The universe, in fact, has no center. Ever since the Big Bang 13.7 billion years ago, the universe has been expanding. But despite its name, the Big Bang wasn't an explosion that burst outward from a central point of detonation. The universe started out extremely compact and tiny. Then every point in the universe expanded equally, and that continues today. And so, without any point of origin, the universe has no center. [Big Bang to Civilization: 10 Amazing Origin Events]

One way to think about this is to imagine a two-dimensional ant that lives on the surface of a perfectly spherical balloon. From the ant's point of view, everywhere on the surface looks the same. There is no center on the sphere's surface, nor is there an edge.

If you inflate the balloon, the ant will see its two-dimensional universe expand. Draw dots on the surface, and they will move away from one another, just like the galaxies in our real universe do.

For the ant in this two-dimensional universe, any third dimension that extends perpendicular to the balloon's surface – like traveling into the center of the balloon  – has no physical meaning.

"It knows it can go forward and backward. It can go left and right," said Barbara Ryden, an astrophysicist at The Ohio State University. "But it has no concept of up and down."

Our universe is a 3D version of the ant's 2D balloon universe. But the balloon analogy, with its limited surface area, represents a finite universe — which cosmologists still aren't sure is true of our own, Ryden said. Limited by how far light has traveled since the Big Bang, cosmologists' observations offer only a finite glimpse of the cosmos, but the entire universe could be infinite.

If that's the case, then you can replace the balloon with a flat, expanding rubber sheet that extends forever. Or if you want to think of a 3D universe, imagine an infinite loaf of raisin bread that's continuously expanding. The raisins, in this case, represent the galaxies flying away from one another. "If the universe is infinite," Ryden told Live Science, "there is no center."

Whether the universe is flat or curved depends on the total amount of mass and energy in the cosmos. If the mass and energy density of the universe is just right — at the so-called critical density — then the universe would be flat like a sheet, expanding at a steadily accelerating rate.

But if the density is higher, then the cosmos would be curved like the balloon.
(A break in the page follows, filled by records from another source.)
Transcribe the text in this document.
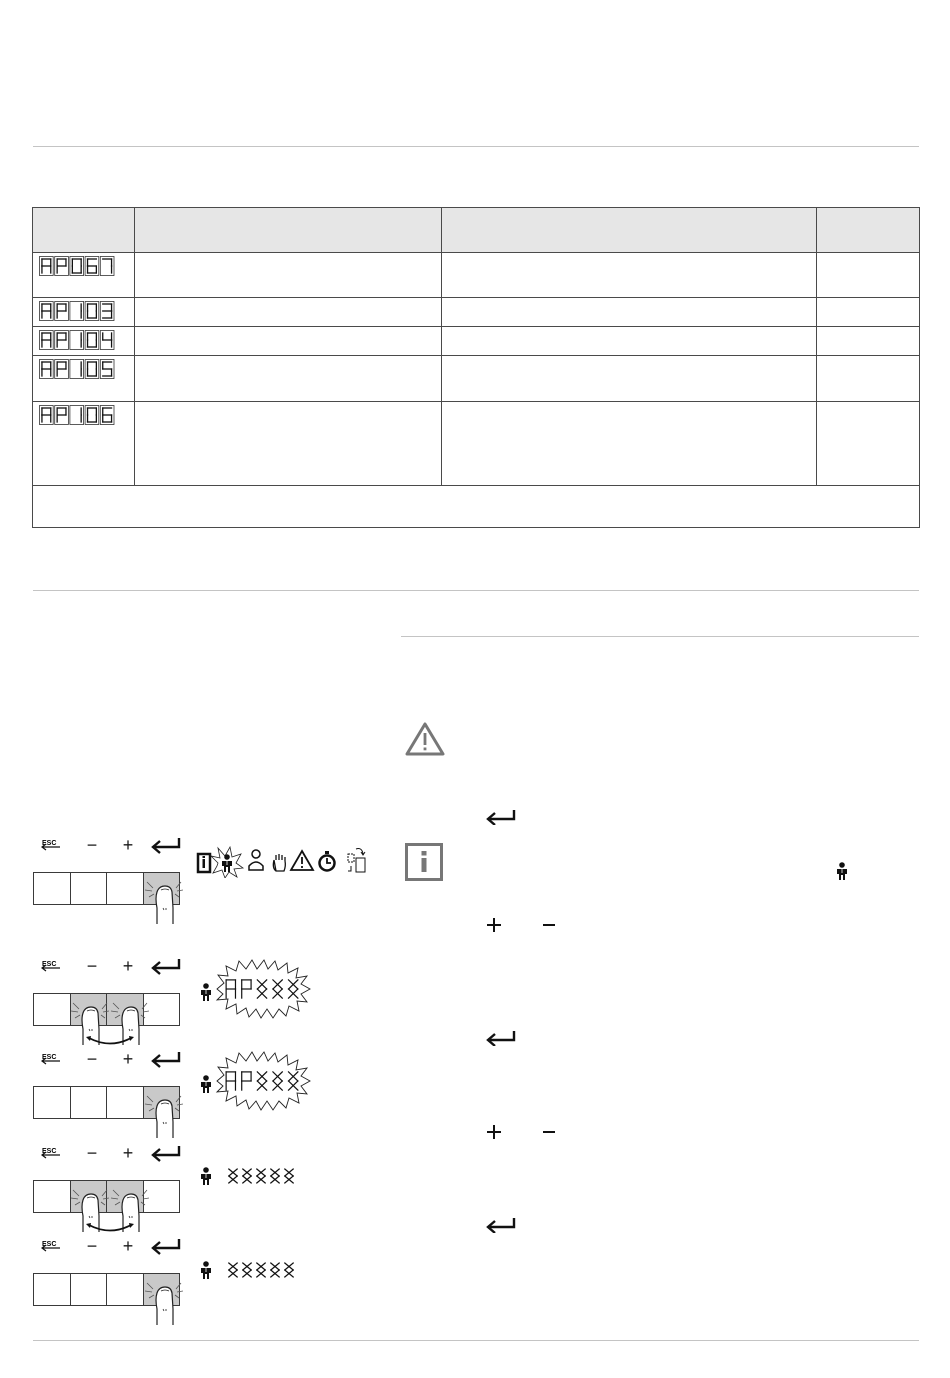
ESC	−	+
ESC	−	+
ESC	−	+
ESC	−	+
ESC	−	+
The extra gravity from this increased density would slow cosmic expansion, eventually bringing that growth to a halt.

Meanwhile, at less than this critical density, cosmic expansion would accelerate even more. In this scenario, the universe would have negative curvature, with a shape somewhat like a saddle. It would still be infinite, however, and thus without a center.

So far, theoretical ideas and observations — such as those of the cosmic microwave background radiation, the afterglow from the Big Bang — point to a remarkably flat universe. But cosmologists still aren't sure if the universe is indeed flat or if the curvature is so wide that the universe only appears flat — similar to how Earth feels flat on the surface.

That the universe has no center — and, by extension, no edge — is consistent with the cosmological principle, the idea that no place in the universe is special. Observations of how galaxy clusters are distributed and the cosmic microwave background reveal a cosmos that, when you zoom out far enough, does indeed look the same everywhere.

Throughout history, humans have wrongly thought we were at or near the center of the universe —whether that center was the Earth, the sun or even the Milky Way galaxy. But no matter how special we humans think we are, the universe has, so far, shown otherwise.